Poole sat McGriff down swinging on three pitches.
In the top of the sixth, Poole’s spot in the lineup was set to bat second. The catcher and eight hitter Pena singled to center to lead off the inning and Hargrove left Poole in to sacrifice the runner to second, despite having just one plate appearance (1990 – Double-A San Antonio) to that point on his stat sheet for his entire professional career. On the 0-2 pitch, he popped up his bunt attempt in foul territory to the first baseman. A fielder’s choice and a second pop out in foul territory ended the threat.
It would be their last.
Poole, having not been lifted in the top half of the inning, remained in to face the left-handed hitting David Justice and Ryan Klesko to lead off the home half of the sixth. Justice had hit .241 with more walks than strikeouts against southpaws in 1995, with seven of his 24 homers and 23 of his 78 RBI for the year coming against them. He saw a 1-1 pitch to his liking, and the rest was history as the ball exited the playing field and gave the Braves the only run that they would need. The tandem of Tom Glavine and Mark Wohlers limited the Indians to just the one Pena hit, and the series and season were over.

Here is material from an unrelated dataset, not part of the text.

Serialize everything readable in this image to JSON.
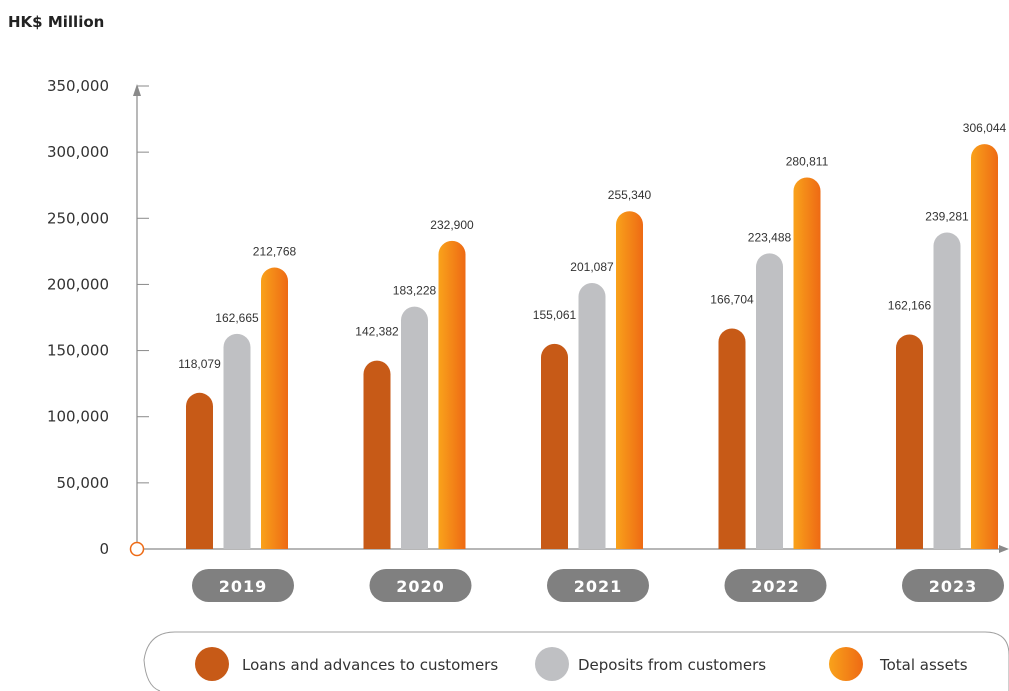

After his sacrifice gone wrong on the biggest stage of all, Poole would get eleven more plate appearances in his career. He went 1-for-8, with three sacrifices successfully completed, two strikeouts, and a double for the Giants in 1998.
The lefty Poole entered the pro ranks after his selection by the Los Angeles Dodgers in the 1988 draft. Just two years and six days after signing with the club, he was already suited up for the Dodgers, making his debut on June 15, 1990, a memorable one by striking out the first and only batter he would see on the night, San Diego Padres future Hall of Fame outfielder Tony Gwynn.
His stay was not long in L.A., as he appeared in 16 games without a decision and was traded in the offseason to Texas with cash for a pair of minor leaguers. While his stay in L.A. was short, his stay with the Rangers was even shorter. After five games and his first Major League save, the Baltimore Orioles claimed him off waivers.
He had some ups and downs with the Orioles over the next few seasons, remaining in Maryland through the strike-shortened 1994 season while posting one of his better career seasons for the O’s in 1993.
The 1994 season treated him poorly before the strike, as he had a 6.64 ERA and a 2.12 WHIP through 38 games. Following the season, he became a free agent and joined the Indians in March while becoming a big contributor to the relief pitching staff, going 3-3 that season with a 3.75 ERA and 1.13 WHIP in 42 games. He was dealt in early July of 1996 with cash to the San Francisco Giants for outfielder/first baseman Mark Carreon but after two seasons back on the west coast, he was released by the Giants on July 15, 1998, and re-signed with the Indians a week later. His numbers were not great over a dozen appearances, but he appeared in six games in the postseason, striking out two Red Sox in one inning over two games in the ALDS and striking out two more Yankees in one and one-third innings over four games in the ALCS loss.
In the offseason, he signed with the Phillies, but was released late in August of 1999 and once again returned to the Indians days later. He started the 2000 season with the Detroit Tigers and moved on to the Montreal Expos in May before re-signing one final time with the Indians after his release in June. He did not appear at the big league level, however, as he made just ten appearances at Triple-A Buffalo to conclude his professional career.
Poole has not left the game of baseball in the rearview mirror after his playing career came to a close in 2000. He has spent time working as an instructor with Grand Slam Sports Center in Johns Creek, Georgia, and has been an assistant varsity baseball coach and pitching coach for the Johns Creek High School Gladiators since the program began in 2009.